TR: Great question. I mean, if we’re thinking about solar specifically, you’ve seen more than 50 new solar manufacturing capacity projects announced just since the launch of IRA. One anecdote, First Solar, one of the largest manufacturers of solar panels in the world, is dramatically shifting their capacity. So not only is this company growing capacity from 16.5 gigawatt of manufacturing capacity, growing to 25, but they are also shifting that percentage. Today, maybe somewhere around 30% of that 16 gigawatt is here in the United States. By 2026, 60% of a much larger number will be in the United States. And they’ve said specifically that they’re going to spend two and a half billion dollars over the next couple of years on this initiative. So that’s just one company and one example of how you’re seeing this dramatic shift in supply chains. And then there is economic incentives here, too, Rod. So, I think these actors are not responding purely to a business resilience focus, but also to an economic focus. These tax credits for manufacturing domestically and using domestic content carry specific and explicit economic benefits that can be recognized in the company’s earnings, that can be monetized. So, you are specifically seeing dramatic margin uplift from a lot of these companies purely by changing their sourcing from elsewhere to North America and specifically the U.S.
RE: And what about U.S. battery manufacturing?
TR: Sure. You can’t really talk about energy storage without talking about the 800 pound gorilla, which is Tesla. That domestic capacity was evolving long before the IRA. So, it’s hard to say that IRA has specifically impacted Tesla’s domestic manufacturing capacity. But, if you look outside of that, you’ve seen 20 plus EV battery, general energy storage, whether that be utility scale, residential scale, EV, 20 plus manufacturing projects announced over just the past year. And again, similar to solar, you have specific tax credits available for these standalone energy solutions. As long as you’re using domestic content, these manufacturers can recognize direct subsidies from the government. These are monetizable. These are transferable. So, you are seeing an explicit economic incentive to make these investments. And it’s happened much quicker than we all thought.
RE: And finally, what about clean hydrogen generation capacity? What is going on there?
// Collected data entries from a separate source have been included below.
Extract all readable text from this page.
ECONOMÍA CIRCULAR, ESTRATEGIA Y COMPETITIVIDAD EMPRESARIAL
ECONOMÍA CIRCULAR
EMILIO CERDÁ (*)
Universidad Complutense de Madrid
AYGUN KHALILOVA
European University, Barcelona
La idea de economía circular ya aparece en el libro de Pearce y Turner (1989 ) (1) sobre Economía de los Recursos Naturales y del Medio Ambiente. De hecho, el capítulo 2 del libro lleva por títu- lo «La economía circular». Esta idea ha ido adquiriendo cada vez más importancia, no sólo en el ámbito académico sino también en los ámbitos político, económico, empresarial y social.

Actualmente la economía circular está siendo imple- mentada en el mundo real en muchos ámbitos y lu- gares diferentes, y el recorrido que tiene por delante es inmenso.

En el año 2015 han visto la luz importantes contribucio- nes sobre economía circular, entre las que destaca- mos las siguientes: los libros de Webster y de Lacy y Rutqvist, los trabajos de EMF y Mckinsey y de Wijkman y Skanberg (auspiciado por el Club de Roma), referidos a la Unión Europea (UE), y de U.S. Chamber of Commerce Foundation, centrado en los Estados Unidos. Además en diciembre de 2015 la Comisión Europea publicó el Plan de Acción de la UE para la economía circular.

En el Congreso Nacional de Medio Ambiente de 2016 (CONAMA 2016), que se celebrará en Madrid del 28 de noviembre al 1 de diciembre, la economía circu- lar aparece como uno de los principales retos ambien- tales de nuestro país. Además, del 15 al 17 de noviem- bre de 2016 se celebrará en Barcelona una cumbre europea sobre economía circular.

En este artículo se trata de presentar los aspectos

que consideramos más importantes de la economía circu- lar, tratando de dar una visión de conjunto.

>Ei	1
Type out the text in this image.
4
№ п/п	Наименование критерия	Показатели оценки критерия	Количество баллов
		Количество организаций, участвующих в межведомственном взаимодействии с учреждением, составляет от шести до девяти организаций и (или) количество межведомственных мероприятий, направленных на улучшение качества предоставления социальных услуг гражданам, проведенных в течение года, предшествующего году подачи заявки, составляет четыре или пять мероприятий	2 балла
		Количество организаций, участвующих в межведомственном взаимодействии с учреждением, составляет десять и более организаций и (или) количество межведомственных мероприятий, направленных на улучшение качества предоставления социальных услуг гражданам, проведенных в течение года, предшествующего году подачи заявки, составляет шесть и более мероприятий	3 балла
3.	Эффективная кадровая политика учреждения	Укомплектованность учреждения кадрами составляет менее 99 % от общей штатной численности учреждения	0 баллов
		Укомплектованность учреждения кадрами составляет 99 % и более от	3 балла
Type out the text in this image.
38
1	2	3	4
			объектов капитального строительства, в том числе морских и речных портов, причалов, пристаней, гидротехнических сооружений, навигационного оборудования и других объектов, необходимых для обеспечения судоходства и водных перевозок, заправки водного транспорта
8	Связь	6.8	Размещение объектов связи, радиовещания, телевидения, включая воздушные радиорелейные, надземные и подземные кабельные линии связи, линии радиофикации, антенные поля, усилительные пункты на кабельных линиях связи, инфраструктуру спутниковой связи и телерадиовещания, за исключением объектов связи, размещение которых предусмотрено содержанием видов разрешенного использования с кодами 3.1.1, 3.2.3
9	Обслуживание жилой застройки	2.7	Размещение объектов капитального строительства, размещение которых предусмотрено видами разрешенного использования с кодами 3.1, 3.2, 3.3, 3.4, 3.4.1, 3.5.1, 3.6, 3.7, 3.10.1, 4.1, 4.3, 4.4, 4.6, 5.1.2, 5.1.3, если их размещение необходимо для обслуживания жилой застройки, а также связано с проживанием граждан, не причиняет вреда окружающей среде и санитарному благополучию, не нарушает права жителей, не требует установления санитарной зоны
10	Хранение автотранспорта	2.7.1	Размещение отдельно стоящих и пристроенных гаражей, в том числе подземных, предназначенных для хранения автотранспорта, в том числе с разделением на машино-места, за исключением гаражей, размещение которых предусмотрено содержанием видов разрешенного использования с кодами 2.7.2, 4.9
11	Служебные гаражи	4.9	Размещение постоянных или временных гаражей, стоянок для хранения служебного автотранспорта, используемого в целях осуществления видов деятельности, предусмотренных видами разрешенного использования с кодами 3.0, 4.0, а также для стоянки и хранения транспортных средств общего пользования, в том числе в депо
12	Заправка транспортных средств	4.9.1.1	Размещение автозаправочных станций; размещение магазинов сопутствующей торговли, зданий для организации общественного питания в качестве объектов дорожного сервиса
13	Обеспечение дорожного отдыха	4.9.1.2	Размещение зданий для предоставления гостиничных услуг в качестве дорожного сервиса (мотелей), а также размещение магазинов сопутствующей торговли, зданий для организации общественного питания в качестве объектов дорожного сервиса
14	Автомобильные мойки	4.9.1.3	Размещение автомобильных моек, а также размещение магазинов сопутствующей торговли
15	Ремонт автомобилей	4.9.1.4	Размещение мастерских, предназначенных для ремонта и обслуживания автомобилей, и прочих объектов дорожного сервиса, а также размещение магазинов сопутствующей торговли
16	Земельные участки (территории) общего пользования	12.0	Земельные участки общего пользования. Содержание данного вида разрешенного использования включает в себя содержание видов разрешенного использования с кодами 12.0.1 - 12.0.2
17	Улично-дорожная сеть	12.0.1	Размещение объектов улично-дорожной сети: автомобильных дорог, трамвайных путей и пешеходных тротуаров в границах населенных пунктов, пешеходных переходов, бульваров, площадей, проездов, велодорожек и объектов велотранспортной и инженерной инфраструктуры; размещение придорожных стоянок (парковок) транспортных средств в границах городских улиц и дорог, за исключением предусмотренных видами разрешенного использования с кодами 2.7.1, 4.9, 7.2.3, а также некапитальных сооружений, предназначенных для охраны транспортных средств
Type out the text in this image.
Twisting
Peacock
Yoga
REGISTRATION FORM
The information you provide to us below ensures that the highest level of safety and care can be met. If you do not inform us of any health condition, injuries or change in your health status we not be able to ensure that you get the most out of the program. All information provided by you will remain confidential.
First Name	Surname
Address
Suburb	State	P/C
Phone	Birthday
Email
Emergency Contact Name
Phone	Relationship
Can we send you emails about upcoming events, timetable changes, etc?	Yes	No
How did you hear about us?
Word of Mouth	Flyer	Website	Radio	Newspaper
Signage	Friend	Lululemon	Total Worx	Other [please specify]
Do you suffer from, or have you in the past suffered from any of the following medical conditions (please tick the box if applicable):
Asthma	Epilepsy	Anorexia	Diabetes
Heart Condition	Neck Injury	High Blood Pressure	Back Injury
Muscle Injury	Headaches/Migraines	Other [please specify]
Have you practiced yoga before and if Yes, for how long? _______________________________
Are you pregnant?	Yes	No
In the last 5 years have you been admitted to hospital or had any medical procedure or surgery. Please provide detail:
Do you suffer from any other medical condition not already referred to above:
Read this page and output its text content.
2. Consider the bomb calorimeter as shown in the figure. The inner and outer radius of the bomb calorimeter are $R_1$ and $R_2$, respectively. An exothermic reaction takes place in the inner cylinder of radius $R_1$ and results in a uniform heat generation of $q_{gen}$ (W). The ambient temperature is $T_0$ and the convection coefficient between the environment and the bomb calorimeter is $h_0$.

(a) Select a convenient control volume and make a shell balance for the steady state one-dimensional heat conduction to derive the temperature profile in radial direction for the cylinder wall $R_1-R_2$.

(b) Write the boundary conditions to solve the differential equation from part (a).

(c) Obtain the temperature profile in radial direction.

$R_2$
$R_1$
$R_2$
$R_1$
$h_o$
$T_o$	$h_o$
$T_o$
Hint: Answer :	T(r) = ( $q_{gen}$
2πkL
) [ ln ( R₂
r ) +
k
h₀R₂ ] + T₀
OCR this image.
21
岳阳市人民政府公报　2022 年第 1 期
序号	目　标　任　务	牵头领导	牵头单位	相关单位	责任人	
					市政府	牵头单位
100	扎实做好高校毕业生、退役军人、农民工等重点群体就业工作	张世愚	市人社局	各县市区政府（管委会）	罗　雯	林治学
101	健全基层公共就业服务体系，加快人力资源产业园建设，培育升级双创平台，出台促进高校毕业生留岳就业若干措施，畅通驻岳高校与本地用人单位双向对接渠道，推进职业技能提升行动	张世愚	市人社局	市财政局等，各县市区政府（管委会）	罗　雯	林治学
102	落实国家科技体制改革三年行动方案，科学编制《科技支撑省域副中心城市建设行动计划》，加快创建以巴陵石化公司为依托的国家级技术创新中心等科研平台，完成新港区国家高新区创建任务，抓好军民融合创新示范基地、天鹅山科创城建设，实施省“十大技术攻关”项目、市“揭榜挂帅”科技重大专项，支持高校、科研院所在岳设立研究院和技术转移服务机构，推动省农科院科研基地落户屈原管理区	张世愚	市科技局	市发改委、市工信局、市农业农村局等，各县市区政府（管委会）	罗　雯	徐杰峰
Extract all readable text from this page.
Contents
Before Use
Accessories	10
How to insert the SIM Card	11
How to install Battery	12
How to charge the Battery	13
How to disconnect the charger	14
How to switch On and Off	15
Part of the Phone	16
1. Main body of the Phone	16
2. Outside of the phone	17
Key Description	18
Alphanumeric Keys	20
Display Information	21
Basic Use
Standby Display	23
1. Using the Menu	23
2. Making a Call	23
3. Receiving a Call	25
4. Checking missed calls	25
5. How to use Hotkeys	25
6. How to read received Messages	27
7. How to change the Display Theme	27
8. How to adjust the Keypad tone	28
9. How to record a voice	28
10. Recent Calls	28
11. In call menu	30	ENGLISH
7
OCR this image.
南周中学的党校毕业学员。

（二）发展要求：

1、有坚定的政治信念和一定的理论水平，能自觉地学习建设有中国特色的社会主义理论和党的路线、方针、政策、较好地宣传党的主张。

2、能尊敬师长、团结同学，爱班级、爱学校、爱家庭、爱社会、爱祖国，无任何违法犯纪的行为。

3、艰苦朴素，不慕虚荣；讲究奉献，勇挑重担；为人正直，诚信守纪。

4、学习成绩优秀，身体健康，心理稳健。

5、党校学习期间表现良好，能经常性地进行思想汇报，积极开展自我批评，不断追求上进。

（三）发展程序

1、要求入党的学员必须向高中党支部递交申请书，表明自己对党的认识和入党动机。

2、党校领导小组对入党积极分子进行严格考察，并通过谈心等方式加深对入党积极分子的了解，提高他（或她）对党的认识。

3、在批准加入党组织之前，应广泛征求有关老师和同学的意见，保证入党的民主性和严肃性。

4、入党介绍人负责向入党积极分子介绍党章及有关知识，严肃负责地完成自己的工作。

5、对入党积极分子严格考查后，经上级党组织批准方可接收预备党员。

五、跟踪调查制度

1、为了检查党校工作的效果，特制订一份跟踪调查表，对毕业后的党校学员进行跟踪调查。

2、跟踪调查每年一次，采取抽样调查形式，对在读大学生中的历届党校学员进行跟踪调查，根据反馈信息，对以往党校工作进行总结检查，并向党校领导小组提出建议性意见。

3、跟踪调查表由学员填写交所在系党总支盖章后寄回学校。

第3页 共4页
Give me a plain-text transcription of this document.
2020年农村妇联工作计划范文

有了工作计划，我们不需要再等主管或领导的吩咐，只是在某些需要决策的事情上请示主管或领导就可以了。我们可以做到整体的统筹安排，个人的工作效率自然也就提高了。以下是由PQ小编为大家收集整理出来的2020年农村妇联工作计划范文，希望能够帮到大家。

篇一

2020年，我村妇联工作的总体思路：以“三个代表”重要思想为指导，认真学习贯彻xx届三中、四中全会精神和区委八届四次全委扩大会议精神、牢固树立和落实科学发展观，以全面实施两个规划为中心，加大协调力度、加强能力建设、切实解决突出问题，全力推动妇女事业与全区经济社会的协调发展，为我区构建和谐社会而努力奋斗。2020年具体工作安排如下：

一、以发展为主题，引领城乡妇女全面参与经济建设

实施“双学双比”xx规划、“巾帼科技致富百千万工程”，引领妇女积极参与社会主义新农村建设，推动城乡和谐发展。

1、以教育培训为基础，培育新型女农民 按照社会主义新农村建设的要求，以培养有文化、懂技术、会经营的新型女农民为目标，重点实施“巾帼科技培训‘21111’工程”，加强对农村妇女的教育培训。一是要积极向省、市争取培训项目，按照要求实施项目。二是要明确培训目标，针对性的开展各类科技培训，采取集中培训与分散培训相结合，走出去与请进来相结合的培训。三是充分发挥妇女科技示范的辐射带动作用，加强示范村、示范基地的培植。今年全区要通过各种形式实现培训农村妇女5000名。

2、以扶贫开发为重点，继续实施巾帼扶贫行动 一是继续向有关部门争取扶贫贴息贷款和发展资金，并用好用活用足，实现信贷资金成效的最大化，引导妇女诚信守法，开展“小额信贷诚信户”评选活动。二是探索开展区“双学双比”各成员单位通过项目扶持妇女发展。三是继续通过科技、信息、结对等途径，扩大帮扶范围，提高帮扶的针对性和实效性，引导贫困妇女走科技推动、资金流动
TR: So, this one is an interesting area, too. We talked about this earlier. This isn’t necessarily bringing existing manufacturing capacity and moving it to North America. It is about developing new technologies. How do we monetize, store, transport hydrogen safely, effectively so that future applications for this molecule can be quicker to be penetrated or adopted by industry? That is much further out, but I think this is not specific just to start-ups or solar companies or battery companies. You’re seeing some of the largest traditional energy companies in the world really spend a lot of time here. You’ve seen partnerships with the Department of Energy announced with Exxon, Chevron as well. And so, you’re seeing these clean hydrogen hubs evolve very quickly. There are numbers around $10 billion of investment. Not all of that been deployed. It’s very early days still around hydrogen. But it goes back to this isn’t just a physical capability nearshoring theme. This is intellectual property, nearshoring. This is expertise. This is knowhow that is all a part of this nearshoring theme, specifically within clean technology.
RE: Tristan, thank you.
TR: Always a pleasure. Thanks, Rod.
RE: We’re truly in the midst of a major transformation of global supply chains, and we don’t see momentum easing as Mexican markets remain the main beneficiaries while Canada adapts its economy to remain positioned to capitalize.
That was a very insightful chat. I want to thank all our panel today.